Midterms 2018 : entre revanche et réplique de 2016 (Par Nicolas Gachon)

Midterms 2018 : entre revanche et réplique de 2016 (Par Nicolas Gachon)

Deux ans après sa victoire face à Hillary Clinton, Donald Trump fait face à son premier grand test électoral : les Américains sont appelés à voter, le 6 novembre 2018, à l'occasion des midterms. Ces élections de mi-mandat devraient, comme c'est d'usage, tourner au référendum pour ou contre l'actuel locataire de la Maison blanche.

Le Congrès, actuellement à majorité républicaine, pourrait changer de visage : l'intégralité des 435 élus de la Chambre des représentants, ainsi qu'un tiers des 100 sénateurs doivent être renouvelés. Les démocrates espèrent reprendre le contrôle de la première des deux assemblées, pour ainsi bloquer, au moins partiellement, l'agenda de Donald Trump et passer au crible toutes les affaires qui embarrassent le chef de l'Etat depuis le début de sa présidence.

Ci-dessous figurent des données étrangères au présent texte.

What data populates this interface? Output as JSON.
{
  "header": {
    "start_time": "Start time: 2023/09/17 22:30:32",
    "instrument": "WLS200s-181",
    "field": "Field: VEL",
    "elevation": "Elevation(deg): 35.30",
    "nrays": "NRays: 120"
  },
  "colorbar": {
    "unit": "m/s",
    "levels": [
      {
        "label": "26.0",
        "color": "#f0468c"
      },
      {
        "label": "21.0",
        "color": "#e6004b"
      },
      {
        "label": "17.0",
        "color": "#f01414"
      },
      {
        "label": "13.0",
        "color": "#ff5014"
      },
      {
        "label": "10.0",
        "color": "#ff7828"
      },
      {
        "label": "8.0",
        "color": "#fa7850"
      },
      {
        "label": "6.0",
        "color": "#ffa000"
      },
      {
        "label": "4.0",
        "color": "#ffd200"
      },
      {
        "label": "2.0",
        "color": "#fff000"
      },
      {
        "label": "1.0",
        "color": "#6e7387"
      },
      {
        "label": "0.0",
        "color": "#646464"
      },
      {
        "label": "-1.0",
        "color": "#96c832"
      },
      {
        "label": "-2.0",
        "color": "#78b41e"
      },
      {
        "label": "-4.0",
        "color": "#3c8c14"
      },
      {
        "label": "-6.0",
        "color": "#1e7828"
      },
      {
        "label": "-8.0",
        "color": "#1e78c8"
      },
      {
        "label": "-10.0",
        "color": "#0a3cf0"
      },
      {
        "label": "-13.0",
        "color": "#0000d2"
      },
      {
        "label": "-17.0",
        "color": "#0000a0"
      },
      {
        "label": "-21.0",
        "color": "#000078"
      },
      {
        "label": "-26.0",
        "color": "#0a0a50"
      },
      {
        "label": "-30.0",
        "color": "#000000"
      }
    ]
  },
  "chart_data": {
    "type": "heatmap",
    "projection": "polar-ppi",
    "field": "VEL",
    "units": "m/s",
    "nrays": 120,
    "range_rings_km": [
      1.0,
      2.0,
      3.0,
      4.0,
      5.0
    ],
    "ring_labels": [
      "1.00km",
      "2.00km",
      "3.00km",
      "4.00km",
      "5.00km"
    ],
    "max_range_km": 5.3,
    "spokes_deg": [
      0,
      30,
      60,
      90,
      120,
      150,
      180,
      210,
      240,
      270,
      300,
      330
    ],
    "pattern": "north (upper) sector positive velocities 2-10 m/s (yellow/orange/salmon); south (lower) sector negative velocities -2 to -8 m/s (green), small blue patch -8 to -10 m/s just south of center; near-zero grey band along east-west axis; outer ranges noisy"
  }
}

En plus de ses scrutins fédéraux, d'autres scrutins locaux sont organisés à l'occasion des midterms. Dans de nombreux Etats, les Américains vont voter pour leur gouverneur, mais aussi pour leurs assemblées locales, leurs juges, leurs shérifs, leurs maires... Sans compter les « ballot initiatives », des référendums locaux sur des questions de société, comme le cannabis ou l'avortement.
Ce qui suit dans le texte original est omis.